Hafiz tertawa sambil menggeleng. “Enggak, enggak. Kamu bener.”
Di sepanjang jalan menuju Ancol, mereka membahas banyak hal—film yang sedang ramai, rencana Hafizah masuk SMP, hafalan lagu-lagu Korea favoritnya, dan—secara tersirat—kekecewaan Hafiz pada desakan orang tuanya.
“Abang tuh cuma pengen... bisa ambil keputusan sendiri, Zah,” ucap Hafiz saat mereka berhenti sejenak di rest area untuk beli minuman. “Kadang Abang ngerasa kayak... hidup Abang bukan milik Abang.”
Hafizah terdiam. Ia menatap kakaknya lama, sebelum akhirnya berkata pelan, “Makanya tadi aku senang banget Bang Hafiz mau ngajak jalan kayak gini. Rasanya kayak dulu waktu kita kecil. Kak Hafiz bener-bener jadi kakak yang hangat.”
Mata Hafiz melembut. Ia mengacak rambut adiknya.
“Terima kasih ya... buat tetap jadi kamu yang selalu jujur. Bahkan saat semua orang sibuk berpura-pura.”
Setelah itu, mereka kembali ke mobil dan melanjutkan perjalanan. Udara pantai Ancol menyambut mereka dengan angin asin yang menyegarkan.
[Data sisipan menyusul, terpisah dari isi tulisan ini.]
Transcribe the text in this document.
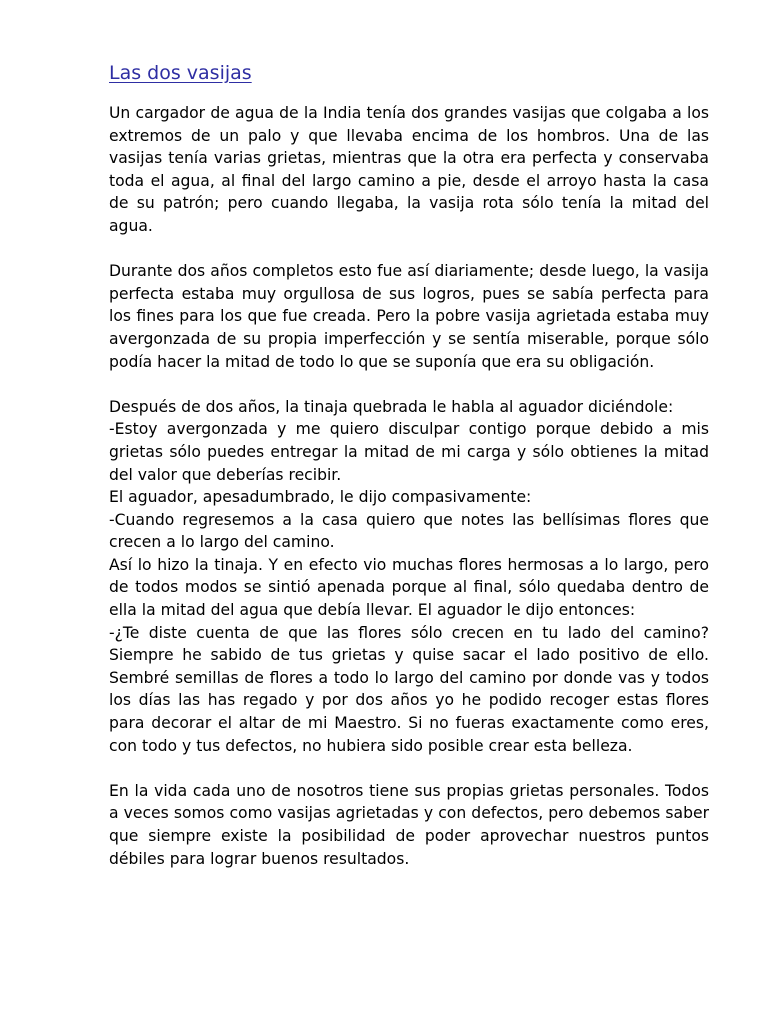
Las dos vasijas

Un cargador de agua de la India tenía dos grandes vasijas que colgaba a los extremos de un palo y que llevaba encima de los hombros. Una de las vasijas tenía varias grietas, mientras que la otra era perfecta y conservaba toda el agua, al final del largo camino a pie, desde el arroyo hasta la casa de su patrón; pero cuando llegaba, la vasija rota sólo tenía la mitad del agua.

Durante dos años completos esto fue así diariamente; desde luego, la vasija perfecta estaba muy orgullosa de sus logros, pues se sabía perfecta para los fines para los que fue creada. Pero la pobre vasija agrietada estaba muy avergonzada de su propia imperfección y se sentía miserable, porque sólo podía hacer la mitad de todo lo que se suponía que era su obligación.

Después de dos años, la tinaja quebrada le habla al aguador diciéndole:
-Estoy avergonzada y me quiero disculpar contigo porque debido a mis grietas sólo puedes entregar la mitad de mi carga y sólo obtienes la mitad del valor que deberías recibir.
El aguador, apesadumbrado, le dijo compasivamente:
-Cuando regresemos a la casa quiero que notes las bellísimas flores que crecen a lo largo del camino.
Así lo hizo la tinaja. Y en efecto vio muchas flores hermosas a lo largo, pero de todos modos se sintió apenada porque al final, sólo quedaba dentro de ella la mitad del agua que debía llevar. El aguador le dijo entonces:
-¿Te diste cuenta de que las flores sólo crecen en tu lado del camino? Siempre he sabido de tus grietas y quise sacar el lado positivo de ello. Sembré semillas de flores a todo lo largo del camino por donde vas y todos los días las has regado y por dos años yo he podido recoger estas flores para decorar el altar de mi Maestro. Si no fueras exactamente como eres, con todo y tus defectos, no hubiera sido posible crear esta belleza.

En la vida cada uno de nosotros tiene sus propias grietas personales. Todos a veces somos como vasijas agrietadas y con defectos, pero debemos saber que siempre existe la posibilidad de poder aprovechar nuestros puntos débiles para lograr buenos resultados.
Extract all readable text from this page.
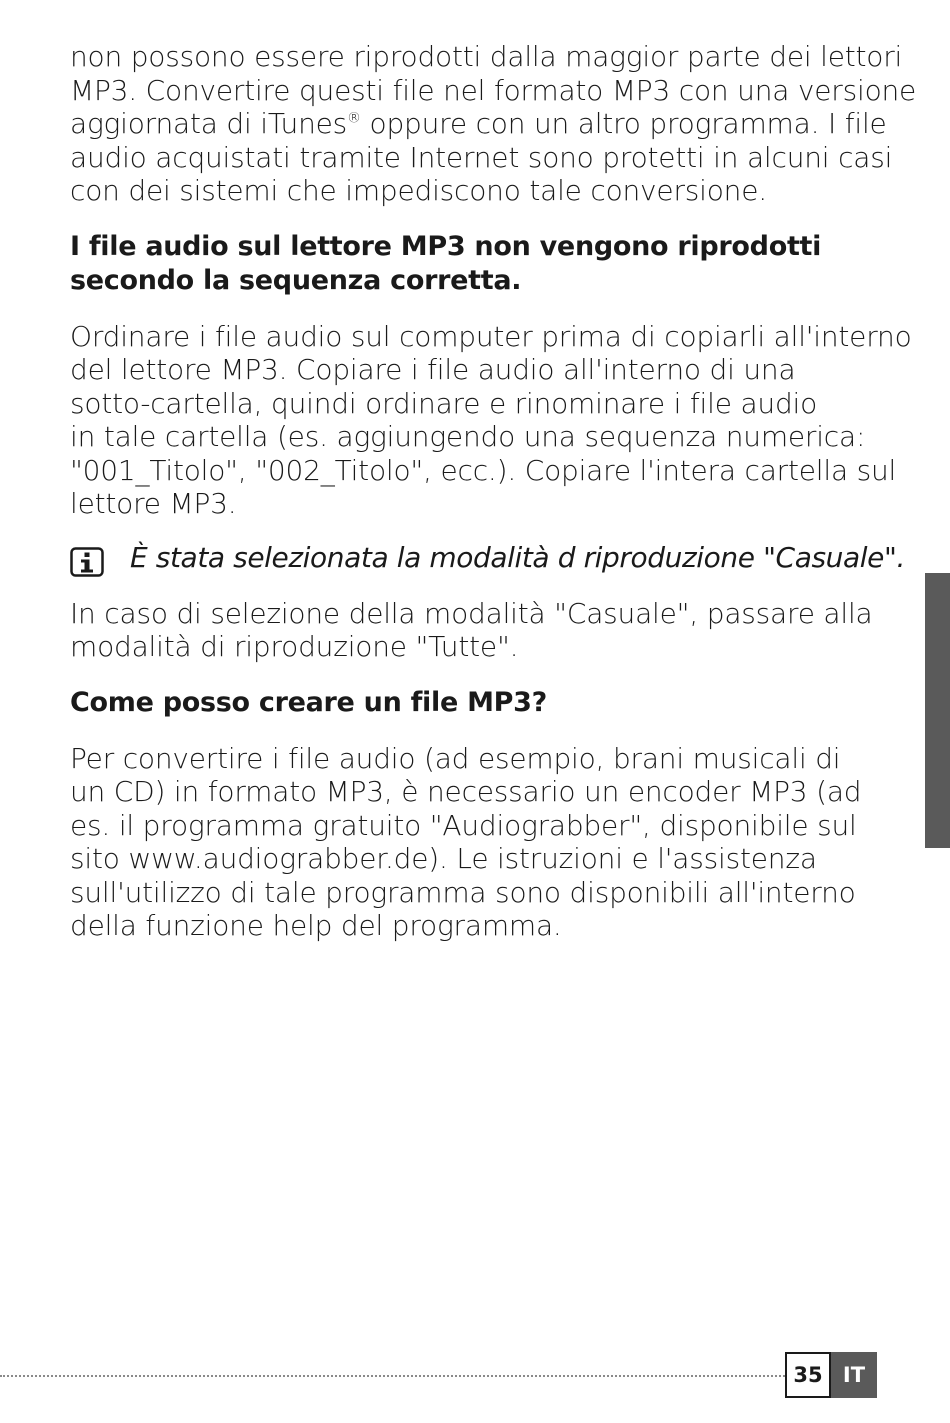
non possono essere riprodotti dalla maggior parte dei lettori
MP3. Convertire questi file nel formato MP3 con una versione
aggiornata di iTunes® oppure con un altro programma. I file
audio acquistati tramite Internet sono protetti in alcuni casi
con dei sistemi che impediscono tale conversione.

I file audio sul lettore MP3 non vengono riprodotti
secondo la sequenza corretta.

Ordinare i file audio sul computer prima di copiarli all'interno
del lettore MP3. Copiare i file audio all'interno di una
sotto-cartella, quindi ordinare e rinominare i file audio
in tale cartella (es. aggiungendo una sequenza numerica:
"001_Titolo", "002_Titolo", ecc.). Copiare l'intera cartella sul
lettore MP3.

È stata selezionata la modalità d riproduzione "Casuale".

In caso di selezione della modalità "Casuale", passare alla
modalità di riproduzione "Tutte".

Come posso creare un file MP3?

Per convertire i file audio (ad esempio, brani musicali di
un CD) in formato MP3, è necessario un encoder MP3 (ad
es. il programma gratuito "Audiograbber", disponibile sul
sito www.audiograbber.de). Le istruzioni e l'assistenza
sull'utilizzo di tale programma sono disponibili all'interno
della funzione help del programma.

35 IT
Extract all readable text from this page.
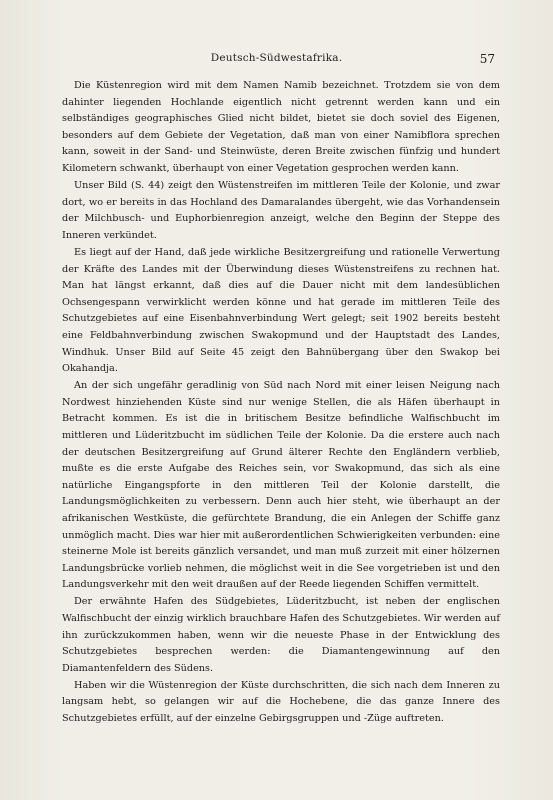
Deutsch-Südwestafrika.	57

Die Küstenregion wird mit dem Namen Namib bezeichnet. Trotzdem sie von dem dahinter liegenden Hochlande eigentlich nicht getrennt werden kann und ein selbständiges geographisches Glied nicht bildet, bietet sie doch soviel des Eigenen, besonders auf dem Gebiete der Vegetation, daß man von einer Namibflora sprechen kann, soweit in der Sand- und Steinwüste, deren Breite zwischen fünfzig und hundert Kilometern schwankt, überhaupt von einer Vegetation gesprochen werden kann.

Unser Bild (S. 44) zeigt den Wüstenstreifen im mittleren Teile der Kolonie, und zwar dort, wo er bereits in das Hochland des Damaralandes übergeht, wie das Vorhandensein der Milchbusch- und Euphorbienregion anzeigt, welche den Beginn der Steppe des Inneren verkündet.

Es liegt auf der Hand, daß jede wirkliche Besitzergreifung und rationelle Verwertung der Kräfte des Landes mit der Überwindung dieses Wüstenstreifens zu rechnen hat. Man hat längst erkannt, daß dies auf die Dauer nicht mit dem landesüblichen Ochsengespann verwirklicht werden könne und hat gerade im mittleren Teile des Schutzgebietes auf eine Eisenbahnverbindung Wert gelegt; seit 1902 bereits besteht eine Feldbahnverbindung zwischen Swakopmund und der Hauptstadt des Landes, Windhuk. Unser Bild auf Seite 45 zeigt den Bahnübergang über den Swakop bei Okahandja.

An der sich ungefähr geradlinig von Süd nach Nord mit einer leisen Neigung nach Nordwest hinziehenden Küste sind nur wenige Stellen, die als Häfen überhaupt in Betracht kommen. Es ist die in britischem Besitze befindliche Walfischbucht im mittleren und Lüderitzbucht im südlichen Teile der Kolonie. Da die erstere auch nach der deutschen Besitzergreifung auf Grund älterer Rechte den Engländern verblieb, mußte es die erste Aufgabe des Reiches sein, vor Swakopmund, das sich als eine natürliche Eingangspforte in den mittleren Teil der Kolonie darstellt, die Landungsmöglichkeiten zu verbessern. Denn auch hier steht, wie überhaupt an der afrikanischen Westküste, die gefürchtete Brandung, die ein Anlegen der Schiffe ganz unmöglich macht. Dies war hier mit außerordentlichen Schwierigkeiten verbunden: eine steinerne Mole ist bereits gänzlich versandet, und man muß zurzeit mit einer hölzernen Landungsbrücke vorlieb nehmen, die möglichst weit in die See vorgetrieben ist und den Landungsverkehr mit den weit draußen auf der Reede liegenden Schiffen vermittelt.

Der erwähnte Hafen des Südgebietes, Lüderitzbucht, ist neben der englischen Walfischbucht der einzig wirklich brauchbare Hafen des Schutzgebietes. Wir werden auf ihn zurückzukommen haben, wenn wir die neueste Phase in der Entwicklung des Schutzgebietes besprechen werden: die Diamantengewinnung auf den Diamantenfeldern des Südens.

Haben wir die Wüstenregion der Küste durchschritten, die sich nach dem Inneren zu langsam hebt, so gelangen wir auf die Hochebene, die das ganze Innere des Schutzgebietes erfüllt, auf der einzelne Gebirgsgruppen und -Züge auftreten.
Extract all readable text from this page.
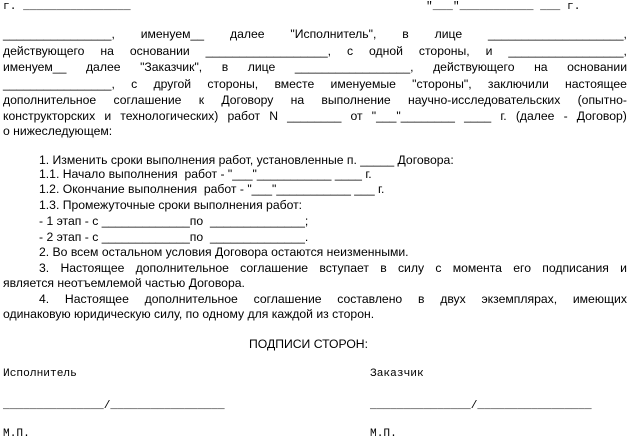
г. ________________	"___"___________ ___ г.
________________, именуем__ далее "Исполнитель", в лице ____________________,
действующего на основании __________________, с одной стороны, и _________________,
именуем__ далее "Заказчик", в лице _________________, действующего на основании
________________, с другой стороны, вместе именуемые "стороны", заключили настоящее
дополнительное соглашение к Договору на выполнение научно-исследовательских (опытно-
конструкторских и технологических) работ N ________ от "___"________ ____ г. (далее - Договор)
о нижеследующем:
1. Изменить сроки выполнения работ, установленные п. _____ Договора:
1.1. Начало выполнения  работ - "___"___________ ____ г.
1.2. Окончание выполнения  работ - "___"___________ ___ г.
1.3. Промежуточные сроки выполнения работ:
- 1 этап - с _____________по  ______________;
- 2 этап - с _____________по  ______________.
2. Во всем остальном условия Договора остаются неизменными.
3. Настоящее дополнительное соглашение вступает в силу с момента его подписания и
является неотъемлемой частью Договора.
4. Настоящее дополнительное соглашение составлено в двух экземплярах, имеющих
одинаковую юридическую силу, по одному для каждой из сторон.
ПОДПИСИ СТОРОН:
Исполнитель	Заказчик
_______________/_________________	_______________/_________________
М.П.	М.П.
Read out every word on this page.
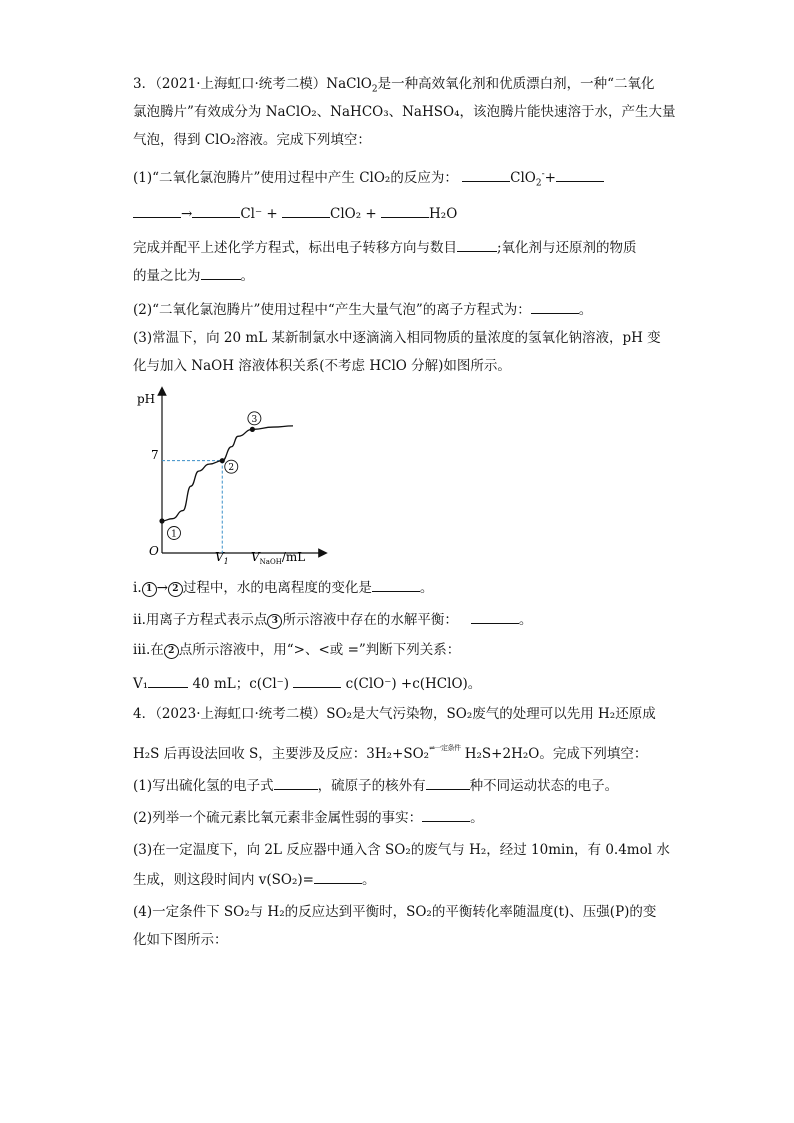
3．（2021·上海虹口·统考二模）NaClO$_2$是一种高效氧化剂和优质漂白剂，一种“二氧化
氯泡腾片”有效成分为 NaClO₂、NaHCO₃、NaHSO₄，该泡腾片能快速溶于水，产生大量
气泡，得到 ClO₂溶液。完成下列填空：
(1)“二氧化氯泡腾片”使用过程中产生 ClO₂的反应为：	ClO$_2$-+
→	Cl⁻ +	ClO₂ +	H₂O
完成并配平上述化学方程式，标出电子转移方向与数目	;氧化剂与还原剂的物质
的量之比为	。
(2)“二氧化氯泡腾片”使用过程中“产生大量气泡”的离子方程式为：	。
(3)常温下，向 20 mL 某新制氯水中逐滴滴入相同物质的量浓度的氢氧化钠溶液，pH 变
化与加入 NaOH 溶液体积关系(不考虑 HClO 分解)如图所示。
pH
O
7
$V_1$ $V_{NaOH}/mL$
1
2
3
i. 1 → 2 过程中，水的电离程度的变化是	。
ii.用离子方程式表示点 3 所示溶液中存在的水解平衡：	。
iii.在 2 点所示溶液中，用“>、<或 =”判断下列关系：
V₁	40 mL；c(Cl⁻)	c(ClO⁻) +c(HClO)。
4．（2023·上海虹口·统考二模）SO₂是大气污染物，SO₂废气的处理可以先用 H₂还原成
H₂S 后再设法回收 S，主要涉及反应：3H₂+SO₂⇌一定条件 H₂S+2H₂O。完成下列填空：
(1)写出硫化氢的电子式	，硫原子的核外有	种不同运动状态的电子。
(2)列举一个硫元素比氧元素非金属性弱的事实：	。
(3)在一定温度下，向 2L 反应器中通入含 SO₂的废气与 H₂，经过 10min，有 0.4mol 水
生成，则这段时间内 v(SO₂)=	。
(4)一定条件下 SO₂与 H₂的反应达到平衡时，SO₂的平衡转化率随温度(t)、压强(P)的变
化如下图所示：
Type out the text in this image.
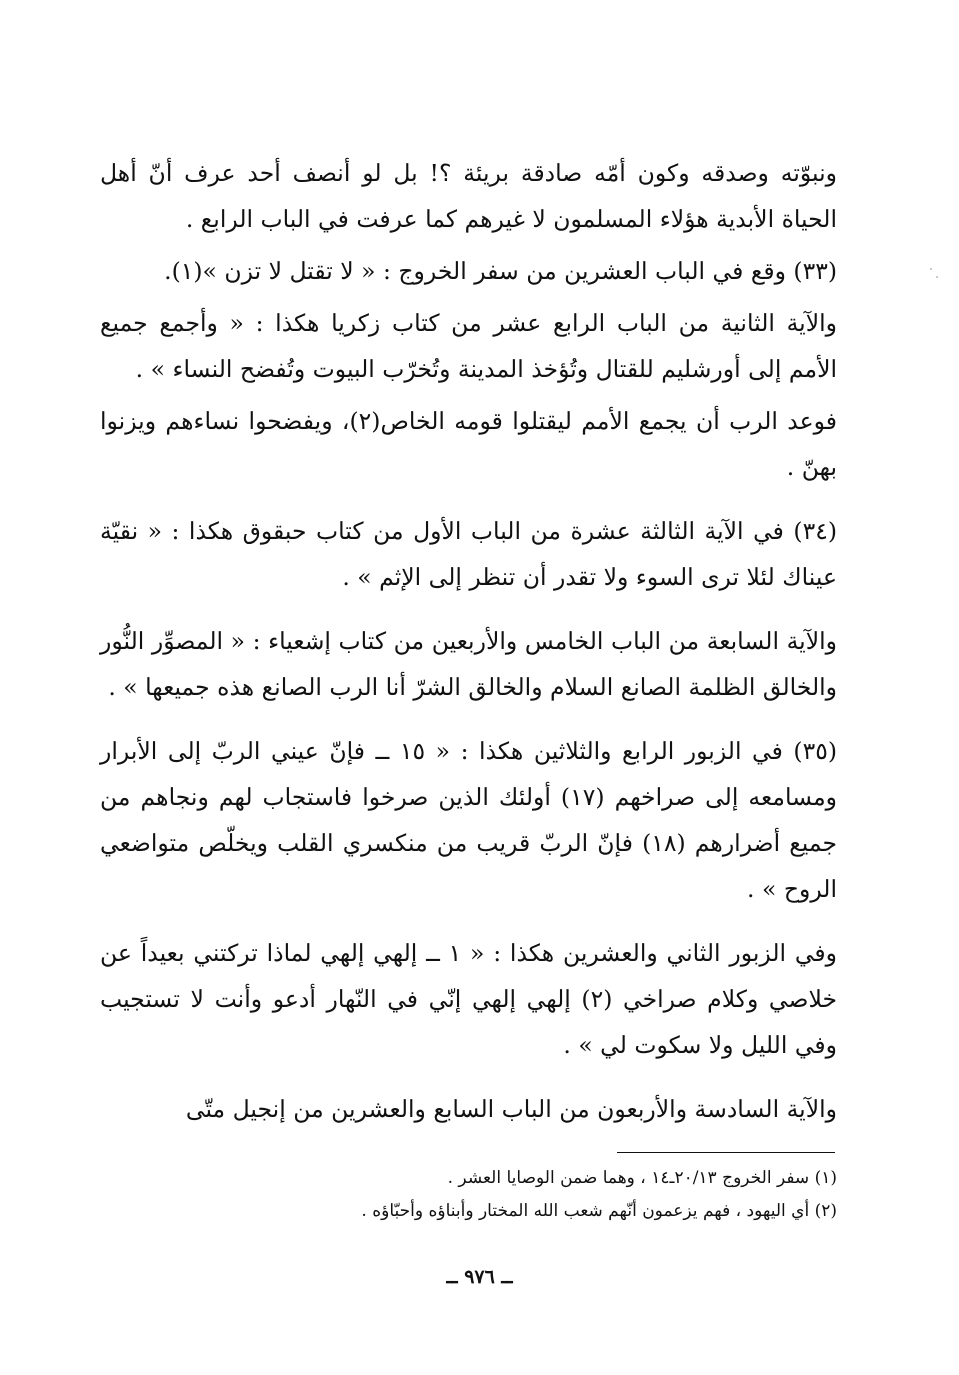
ونبوّته وصدقه وكون أمّه صادقة بريئة ؟! بل لو أنصف أحد عرف أنّ أهل الحياة الأبدية هؤلاء المسلمون لا غيرهم كما عرفت في الباب الرابع .

(٣٣) وقع في الباب العشرين من سفر الخروج : « لا تقتل لا تزن »(١).

والآية الثانية من الباب الرابع عشر من كتاب زكريا هكذا : « وأجمع جميع الأمم إلى أورشليم للقتال وتُؤخذ المدينة وتُخرّب البيوت وتُفضح النساء » .

فوعد الرب أن يجمع الأمم ليقتلوا قومه الخاص(٢)، ويفضحوا نساءهم ويزنوا بهنّ .

(٣٤) في الآية الثالثة عشرة من الباب الأول من كتاب حبقوق هكذا : « نقيّة عيناك لئلا ترى السوء ولا تقدر أن تنظر إلى الإثم » .

والآية السابعة من الباب الخامس والأربعين من كتاب إشعياء : « المصوِّر النُّور والخالق الظلمة الصانع السلام والخالق الشرّ أنا الرب الصانع هذه جميعها » .

(٣٥) في الزبور الرابع والثلاثين هكذا : « ١٥ ــ فإنّ عيني الربّ إلى الأبرار ومسامعه إلى صراخهم (١٧) أولئك الذين صرخوا فاستجاب لهم ونجاهم من جميع أضرارهم (١٨) فإنّ الربّ قريب من منكسري القلب ويخلّص متواضعي الروح » .

وفي الزبور الثاني والعشرين هكذا : « ١ ــ إلهي إلهي لماذا تركتني بعيداً عن خلاصي وكلام صراخي (٢) إلهي إلهي إنّي في النّهار أدعو وأنت لا تستجيب وفي الليل ولا سكوت لي » .

والآية السادسة والأربعون من الباب السابع والعشرين من إنجيل متّى

(١) سفر الخروج ٢٠/١٣ـ١٤ ، وهما ضمن الوصايا العشر .

(٢) أي اليهود ، فهم يزعمون أنّهم شعب الله المختار وأبناؤه وأحبّاؤه .

ــ ٩٧٦ ــ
Mereka jalan-jalan di pinggir laut, berfoto bersama, makan siomay dan es kelapa muda, lalu tertawa saat bermain perahu bebek dan basah-basahan di wahana air.
Tidak ada tuntutan.
Tidak ada paksaan.
Hanya dua saudara yang menikmati waktu, tanpa beban gelar, status, atau perjodohan yang mengintai.
Dan di tengah keceriaan itu, Hafiz merasa satu hal yang hilang dari hidupnya selama ini: kebebasan untuk memilih—dan dicintai, tanpa syarat.